Flying into St. John’s, I pointed the car south and drove around the Avalon Peninsula, starting with the lighthouse at the easternmost point of North America. The peninsula is also home to one of the largest seabird colonies in the area, with tens of thousands of nesting gannets, razorbills, and seagulls.
Driving northwest along the Trans-Canada Highway, I started seeing signs for towns with names like Come By Chance, Salvage, and Deadman’s Bay. The trees were stunted and twisted, the products of many harsh winters. It was mid-May and the weather had warmed up a bit since then, but I still spent the day driving through one chilly rainstorm after another. About half way up the coast, I turned a corner and saw an enormous iceberg not far out to sea, bigger than most houses. These ice giants break off the Greenland Ice Sheet and float down the Labrador Current, slowly melting back into the sea after more than 10,000 years of being frozen. Another reminder of how far north I was and just one of several I’d see over the course of the trip.

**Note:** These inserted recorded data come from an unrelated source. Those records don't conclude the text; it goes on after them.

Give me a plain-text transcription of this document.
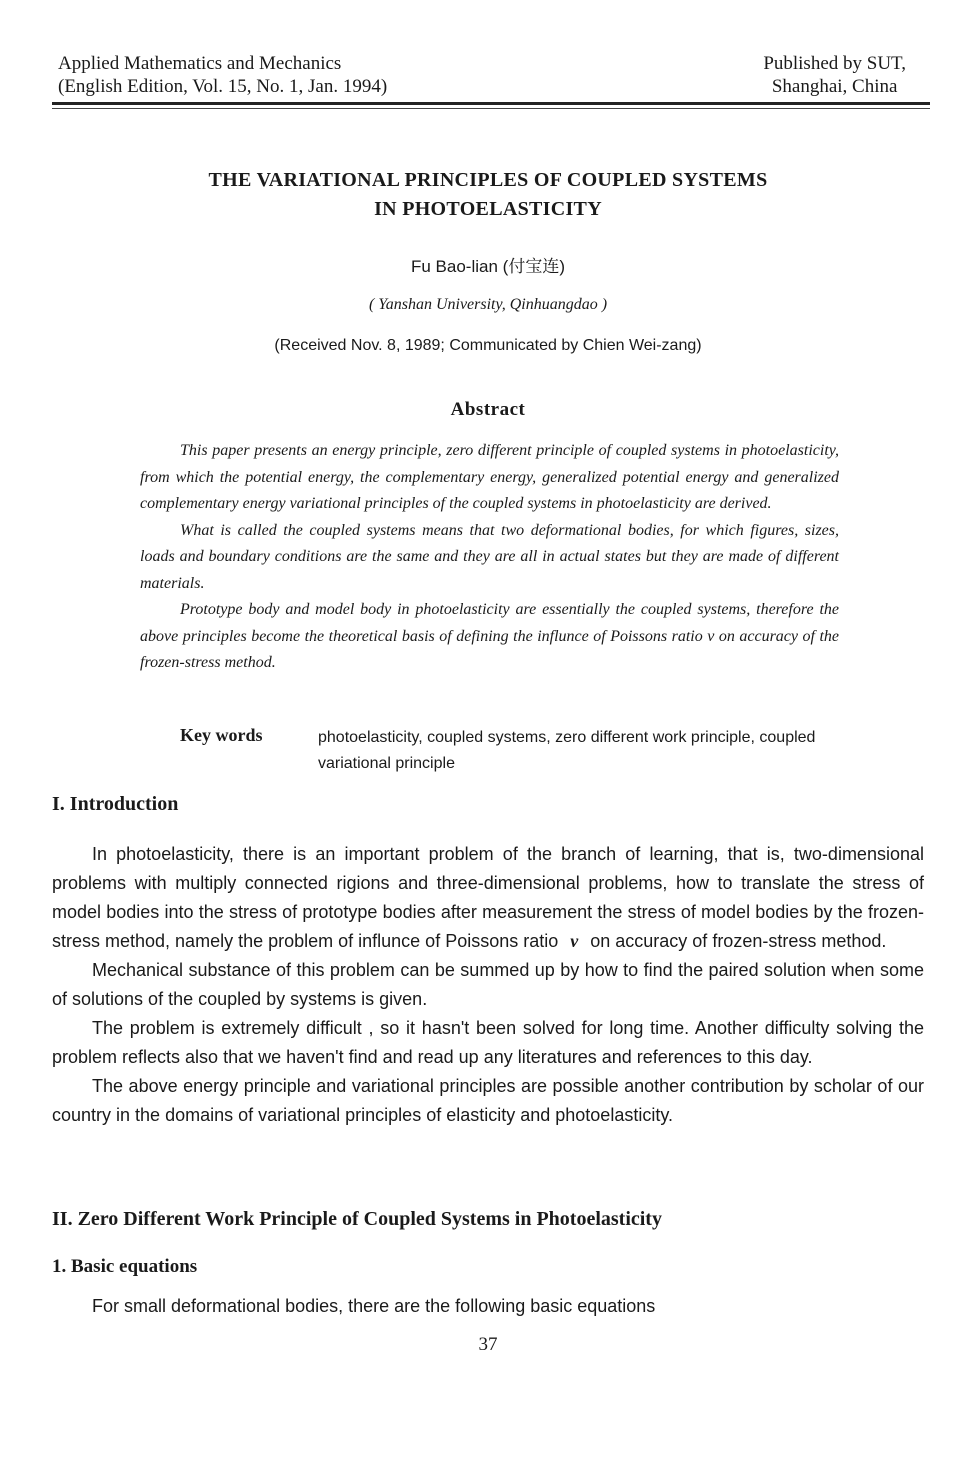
Applied Mathematics and Mechanics
(English Edition, Vol. 15, No. 1, Jan. 1994)
Published by SUT,
Shanghai, China
THE VARIATIONAL PRINCIPLES OF COUPLED SYSTEMS
IN PHOTOELASTICITY
Fu Bao-lian (付宝连)
( Yanshan University, Qinhuangdao )
(Received Nov. 8, 1989; Communicated by Chien Wei-zang)
Abstract

This paper presents an energy principle, zero different principle of coupled systems in photoelasticity, from which the potential energy, the complementary energy, generalized potential energy and generalized complementary energy variational principles of the coupled systems in photoelasticity are derived.

What is called the coupled systems means that two deformational bodies, for which figures, sizes, loads and boundary conditions are the same and they are all in actual states but they are made of different materials.

Prototype body and model body in photoelasticity are essentially the coupled systems, therefore the above principles become the theoretical basis of defining the influnce of Poissons ratio v on accuracy of the frozen-stress method.

Key words	photoelasticity, coupled systems, zero different work principle, coupled variational principle
I. Introduction

In photoelasticity, there is an important problem of the branch of learning, that is, two-dimensional problems with multiply connected rigions and three-dimensional problems, how to translate the stress of model bodies into the stress of prototype bodies after measurement the stress of model bodies by the frozen-stress method, namely the problem of influnce of Poissons ratio ν on accuracy of frozen-stress method.

Mechanical substance of this problem can be summed up by how to find the paired solution when some of solutions of the coupled by systems is given.

The problem is extremely difficult , so it hasn't been solved for long time. Another difficulty solving the problem reflects also that we haven't find and read up any literatures and references to this day.

The above energy principle and variational principles are possible another contribution by scholar of our country in the domains of variational principles of elasticity and photoelasticity.

II. Zero Different Work Principle of Coupled Systems in Photoelasticity
1. Basic equations

For small deformational bodies, there are the following basic equations

37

A remote island off the Newfoundland coast, Fogo is a place in transition. This spec of land in the North Atlantic relied on the cod fishing industry for hundreds of years before its collapse in the 1990s. As with many small communities across Newfoundland, the collapse hit hard and many people struggled to find new work. Today, Fogo is an island in transition. Zita Cobb, after a successful career in the fiber optics industry on the mainland, moved back to her home on the island and founded a nonprofit—Shorefast—that is working to bring tourism and the arts to the island. With Canadian architect Todd Saunders, the foundation built several artist studios on the island. Made with local materials as much as possible, the modern and minimalist structures mimic the simple wooden structures that have been built on the island for centuries. The main feature of the island, however, is the Fogo Island Inn. Proceeds from this luxury hotel are reinvested in the island community and most of the furniture and textiles are created by local craftspeople. The hotel is an expensive stay, with rooms starting at about $1500 per night, but I got a taste of the experience with a lunch in the dining room overlooking crashing waves and icebergs for a fraction of the cost.

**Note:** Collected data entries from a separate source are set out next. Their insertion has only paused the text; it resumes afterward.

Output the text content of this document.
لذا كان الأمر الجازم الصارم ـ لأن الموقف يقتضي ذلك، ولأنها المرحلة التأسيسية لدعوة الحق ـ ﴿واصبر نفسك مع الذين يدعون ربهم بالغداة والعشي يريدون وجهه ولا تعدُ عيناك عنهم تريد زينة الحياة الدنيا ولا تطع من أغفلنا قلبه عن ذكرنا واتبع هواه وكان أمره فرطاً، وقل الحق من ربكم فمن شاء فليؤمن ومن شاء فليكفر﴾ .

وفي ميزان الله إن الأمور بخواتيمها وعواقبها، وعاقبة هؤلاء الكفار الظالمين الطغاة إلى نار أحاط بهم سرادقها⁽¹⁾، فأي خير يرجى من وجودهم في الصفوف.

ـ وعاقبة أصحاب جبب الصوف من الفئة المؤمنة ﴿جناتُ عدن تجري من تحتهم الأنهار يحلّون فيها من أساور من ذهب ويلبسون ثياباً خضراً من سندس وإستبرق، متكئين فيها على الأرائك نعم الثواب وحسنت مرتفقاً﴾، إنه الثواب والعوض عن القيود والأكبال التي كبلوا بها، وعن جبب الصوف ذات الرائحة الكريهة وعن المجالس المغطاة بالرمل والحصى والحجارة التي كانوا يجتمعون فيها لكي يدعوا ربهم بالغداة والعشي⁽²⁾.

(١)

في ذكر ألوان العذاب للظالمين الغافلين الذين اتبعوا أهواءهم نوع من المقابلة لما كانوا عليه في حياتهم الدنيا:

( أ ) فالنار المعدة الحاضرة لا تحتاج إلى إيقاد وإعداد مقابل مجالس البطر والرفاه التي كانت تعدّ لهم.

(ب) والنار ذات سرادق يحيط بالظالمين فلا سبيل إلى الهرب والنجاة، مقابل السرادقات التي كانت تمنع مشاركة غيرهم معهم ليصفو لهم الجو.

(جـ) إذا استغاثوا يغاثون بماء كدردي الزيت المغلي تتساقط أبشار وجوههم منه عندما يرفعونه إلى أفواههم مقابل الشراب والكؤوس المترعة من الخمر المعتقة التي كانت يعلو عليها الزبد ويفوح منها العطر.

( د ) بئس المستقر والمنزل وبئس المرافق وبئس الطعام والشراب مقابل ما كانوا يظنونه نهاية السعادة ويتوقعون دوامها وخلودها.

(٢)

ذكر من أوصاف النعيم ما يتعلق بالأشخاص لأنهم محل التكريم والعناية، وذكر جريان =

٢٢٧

Continuing my journey northwestward, I headed towards Gros Morne National Park. I wasn’t able to hit a few highlights of the park due to early season conditions and my messed up knee, but even so I saw enough to know that I’ll definitely make a trip back again soon. It’s not often that I get to see caribou right by the side of the road.
Puffins and whales. The two last things I wanted to see on Newfoundland and the Bonavista Peninsula had both in spades. I took a whale watching tour and when we didn’t see many (early season), the captain offered to take me out again that evening for free if I wanted. He’d seen a sperm whale in the distance and wanted to try to get a closer view. No luck with that, but a handful of humpback whales made the near-freezing rain and choppy waters worth it. I spent two evenings down at the puffin nesting site and even though most were a bit too far out of reach for my lens, they were still fantastic to watch. Much, much smaller than I’d imagined, these guys were really clumsy on land since they spend most of the year out at sea. For many of them, it was the first time they’d been back to land since they first left after hatching.